The only Pittsburgh baseball games that came close to that magical night happened on the final weekend of the 1978 season. The Pirates needed to sweep a four-game series from the Phillies to win the National League East and looked as if they might do it when they won a Friday night double-header by scoring the winning run in each game in the bottom of the ninth inning. That the Pirates lost, 10-8, the next day when pitcher Randy Lerch — of all players — hit two home runs didn’t lessen the thrill of that Friday night.
The Penguins and their fans have provided their share of terrific moments at Civic Arena and PPG Paints Arena. I think of the boisterous “19-40! 19-40!” chants directed at the Patrick Division-winning Rangers during the 1992 playoffs, reminding the Rangers of their most-recent Stanley Cup win. I think of the eruption late in Game 1 of the 1992 Cup final against the Blackhawks when Jaromir Jagr tied the game with 4:55 left and Mario Lemieux won it with :13 remaining.
More recently, there was the overtime win on Nick Bonino’s goal that eliminated the Capitals in six games in the 2016 playoffs and Chris Kunitz’s goal in double-overtime that sent home the Senators in seven games in 2017. I’m not a fan of any team, but I was exhausted after watching those games. I can only imagine how the fans and players felt. I remember suggesting to Ian Cole after that clinching win against the Capitals that it felt as if Gary Bettman should have been in the building to present the Cup to Sidney Crosby. “It feels like we’ve been playing the Capitals for like a month,” he agreed. “But we’re only halfway there.”

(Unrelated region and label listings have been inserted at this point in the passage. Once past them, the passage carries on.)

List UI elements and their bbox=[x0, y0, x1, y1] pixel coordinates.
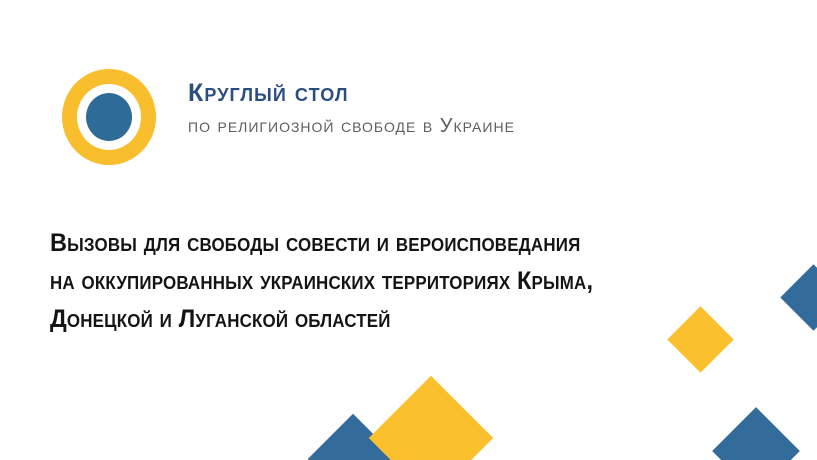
circle-ring-logo-icon bbox=[62, 69, 156, 165]
heading-line-2: на оккупированных украинских территориях… bbox=[50, 262, 736, 300]
blue-diamond-bottom-right-icon bbox=[712, 407, 800, 460]
brand-text-block: Круглый стол по религиозной свободе в Ук… bbox=[188, 81, 788, 136]
blue-diamond-right-edge-icon bbox=[780, 264, 817, 330]
yellow-diamond-bottom-center-icon bbox=[369, 376, 493, 460]
brand-subtitle: по религиозной свободе в Украине bbox=[188, 116, 788, 136]
brand-title: Круглый стол bbox=[188, 81, 788, 106]
slide-heading: Вызовы для свободы совести и вероисповед… bbox=[50, 224, 780, 338]
heading-line-1: Вызовы для свободы совести и вероисповед… bbox=[50, 224, 736, 262]
slide-header: Круглый стол по религиозной свободе в Ук… bbox=[0, 0, 817, 200]
heading-line-3: Донецкой и Луганской областей bbox=[50, 300, 736, 338]
blue-diamond-bottom-left-icon bbox=[308, 414, 399, 460]
presentation-slide: Круглый стол по религиозной свободе в Ук… bbox=[0, 0, 817, 460]
logo-inner-circle-shape bbox=[86, 93, 132, 141]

The Steelers won each of their six championships at a neutral site, but they won a lot of big home games to get to the Super Bowl. The crowd I remember best was at the AFC championship game against the Ravens after the 2008 season. That was the game when Troy Polamalu intercepted a Joe Flacco pass and criss-crossed the field to return it 40 yards for the clinching touchdown. You will see Polamalu’s brilliance on that play dozens of times before he is inducted this summer into the Pro Football Hall of Fame.
Then, there were the on-field celebrations after two of the greatest moments in sports history. There was the unbridled joy at Forbes Field after Bill Mazeroski’s home run took down the mighty Yankees in Game 7 of the 1960 World Series and the happy mayhem at Three Rivers Stadium after Franco Harris’ Immaculate Reception beat the Raiders in the 1972 playoffs.
How lucky have we been?
I’m still going to be greedy and gripe about the one celebration that we didn’t get to enjoy. Thousands of fans — it seemed like millions, actually — gathered outside PPG Paints Arena during Game 5 of the Penguins-Sharks Cup final series in 2016, ready to party all night. The Penguins had a chance to become the first Pittsburgh team to clinch a championship in the city since Maz’s 1960 Pirates but were beaten, 4-2. It was eerie walking outside the building an hour after the game and finding the streets empty. What a night that would have been.
You know what, though?
The parade through downtown after the Penguins’ 3-1 win in Game 6 eased that disappointment.